À Bormio, Cyprien Sarrazin a lourdement chuté lors d’un entraînement de descente. Il a depuis été opéré d’un hématome intracrânien et a été transféré à Lyon pour commencer une longue période de récupération et de rééducation, notamment pour réapprendre des gestes du quotidien, comme s'asseoir, se lever…

Sa saison est évidemment terminée et un retour sur les skis est encore bien loin. Des chocs à la tête, d’autres skieurs en ont subi dans leur carrière. C’est le cas du Suisse Mauro Caviezel. Le 10 janvier 2023, il décide de ranger ses skis et met un terme à sa carrière. Une décision prise à la suite de deux graves chutes, lui causant une commotion cérébrale puis un traumatisme crânien. "Après ma récente blessure, je ne me sens à nouveau bien, malheureusement, pas assez bon pour revenir au ski de compétition", avait-il annoncé sur ses réseaux sociaux à l’époque. Pour RMC Sport, le Suisse s’est confié sur cette fin de carrière, sa remise en forme à la suite de ses blessures et sur le rétablissement de Cyprien Sarrazin.

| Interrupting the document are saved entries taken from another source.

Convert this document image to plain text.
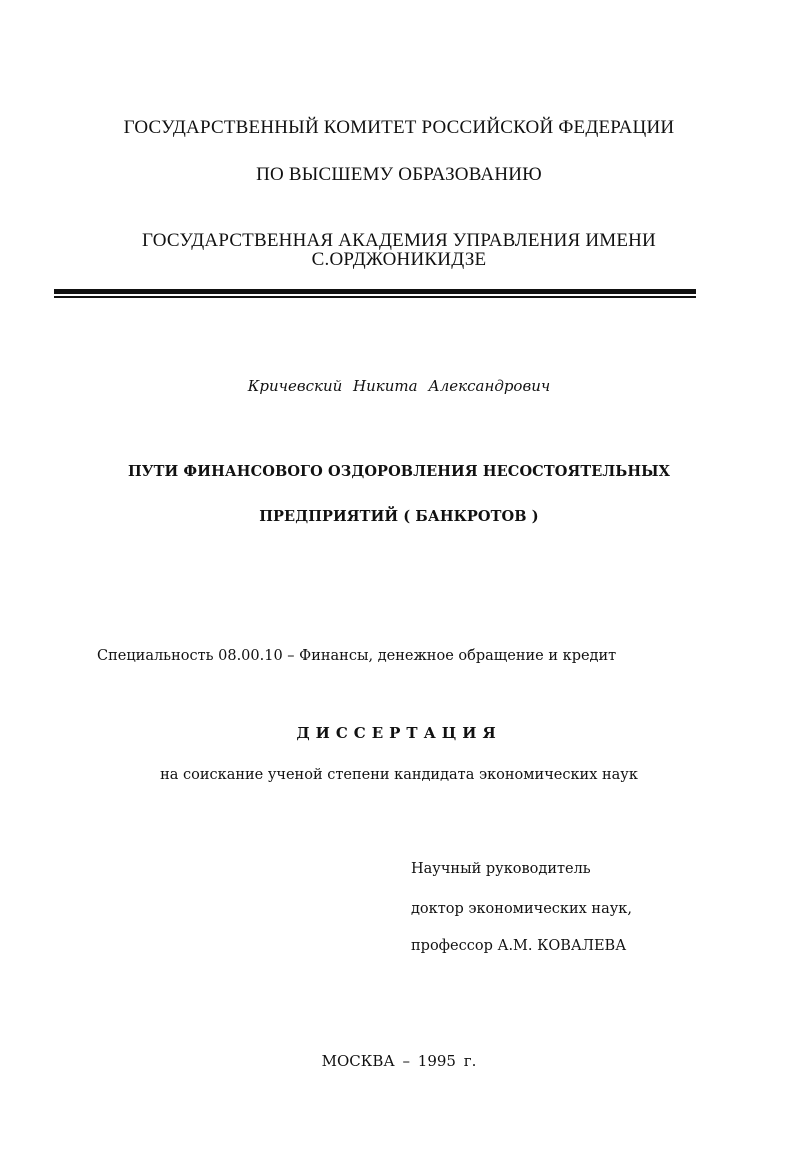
ГОСУДАРСТВЕННЫЙ КОМИТЕТ РОССИЙСКОЙ ФЕДЕРАЦИИ
ПО ВЫСШЕМУ ОБРАЗОВАНИЮ
ГОСУДАРСТВЕННАЯ АКАДЕМИЯ УПРАВЛЕНИЯ ИМЕНИ
С.ОРДЖОНИКИДЗЕ
Кричевский Никита Александрович
ПУТИ ФИНАНСОВОГО ОЗДОРОВЛЕНИЯ НЕСОСТОЯТЕЛЬНЫХ
ПРЕДПРИЯТИЙ ( БАНКРОТОВ )
Специальность 08.00.10 – Финансы, денежное обращение и кредит
ДИССЕРТАЦИЯ
на соискание ученой степени кандидата экономических наук
Научный руководитель
доктор экономических наук,
профессор А.М. КОВАЛЕВА
МОСКВА – 1995 г.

Mauro Caveziel, le 7 janvier 2021, après une lourde chute à Garmisch lors d’un entraînement, vous avez subi une commotion cérébrale. Quelles ont été les séquelles après cette grave blessure?

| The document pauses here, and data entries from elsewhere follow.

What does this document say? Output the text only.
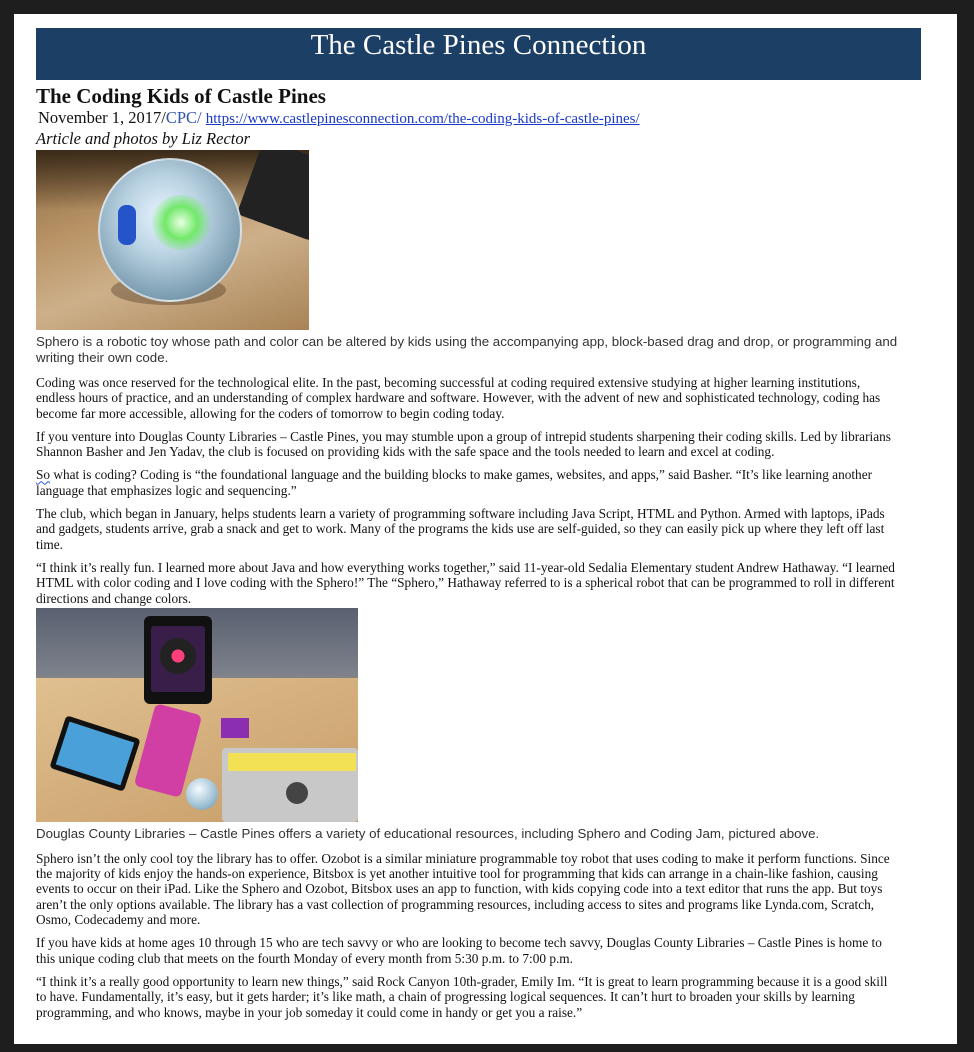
The Castle Pines Connection
The Coding Kids of Castle Pines

November 1, 2017/CPC/ https://www.castlepinesconnection.com/the-coding-kids-of-castle-pines/

Article and photos by Liz Rector

Sphero is a robotic toy whose path and color can be altered by kids using the accompanying app, block-based drag and drop, or programming and writing their own code.

Coding was once reserved for the technological elite. In the past, becoming successful at coding required extensive studying at higher learning institutions, endless hours of practice, and an understanding of complex hardware and software. However, with the advent of new and sophisticated technology, coding has become far more accessible, allowing for the coders of tomorrow to begin coding today.

If you venture into Douglas County Libraries – Castle Pines, you may stumble upon a group of intrepid students sharpening their coding skills. Led by librarians Shannon Basher and Jen Yadav, the club is focused on providing kids with the safe space and the tools needed to learn and excel at coding.

So what is coding? Coding is “the foundational language and the building blocks to make games, websites, and apps,” said Basher. “It’s like learning another language that emphasizes logic and sequencing.”

The club, which began in January, helps students learn a variety of programming software including Java Script, HTML and Python. Armed with laptops, iPads and gadgets, students arrive, grab a snack and get to work. Many of the programs the kids use are self-guided, so they can easily pick up where they left off last time.

“I think it’s really fun. I learned more about Java and how everything works together,” said 11-year-old Sedalia Elementary student Andrew Hathaway. “I learned HTML with color coding and I love coding with the Sphero!” The “Sphero,” Hathaway referred to is a spherical robot that can be programmed to roll in different directions and change colors.

Douglas County Libraries – Castle Pines offers a variety of educational resources, including Sphero and Coding Jam, pictured above.

Sphero isn’t the only cool toy the library has to offer. Ozobot is a similar miniature programmable toy robot that uses coding to make it perform functions. Since the majority of kids enjoy the hands-on experience, Bitsbox is yet another intuitive tool for programming that kids can arrange in a chain-like fashion, causing events to occur on their iPad. Like the Sphero and Ozobot, Bitsbox uses an app to function, with kids copying code into a text editor that runs the app. But toys aren’t the only options available. The library has a vast collection of programming resources, including access to sites and programs like Lynda.com, Scratch, Osmo, Codecademy and more.

If you have kids at home ages 10 through 15 who are tech savvy or who are looking to become tech savvy, Douglas County Libraries – Castle Pines is home to this unique coding club that meets on the fourth Monday of every month from 5:30 p.m. to 7:00 p.m.

“I think it’s a really good opportunity to learn new things,” said Rock Canyon 10th-grader, Emily Im. “It is great to learn programming because it is a good skill to have. Fundamentally, it’s easy, but it gets harder; it’s like math, a chain of progressing logical sequences. It can’t hurt to broaden your skills by learning programming, and who knows, maybe in your job someday it could come in handy or get you a raise.”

C'était une période difficile pour moi. Je ne savais pas ce qui était normal et ce qui ne l'était pas. J'avais la Coupe du monde en perspective et je n'avais pas beaucoup de temps pour récupérer (il est revenu aux mondiaux de Cortina d’Ampezzo, seulement cinq semaines après sa lourde chute, mais il s’est finalement retiré de la compétition ne se sentant pas à l’aise). Comme on ne voit pas ce qui se passe dans ma tête de l'extérieur, c'était difficile de prendre les bonnes décisions. J'avais entre autres des problèmes de vision - vision double en position accroupie - mais nous n'avons pu le montrer que lors des tests après la saison. Je savais juste que quelque chose n'allait pas...

Vous êtes revenu à la compétition par la suite, mais le 27 novembre 2022, lors du Super G à Lake Louise, nouvelle chute. Vous tapez la tête au sol, restez inconscient quelques minutes. Vous êtes victime d’un traumatisme crânien. Après cela, il a été impossible pour vous de revenir au plus haut niveau?

J'ai toujours tout essayé pour revenir sur les pistes de course. Je n'ai jamais voulu me reprocher à l'avenir de ne pas avoir tout donné pour ma passion. Après la dernière blessure, c’était le bon moment pour moi d’arrêter.

Encore aujourd’hui, avez-vous encore des séquelles liées à ces blessures?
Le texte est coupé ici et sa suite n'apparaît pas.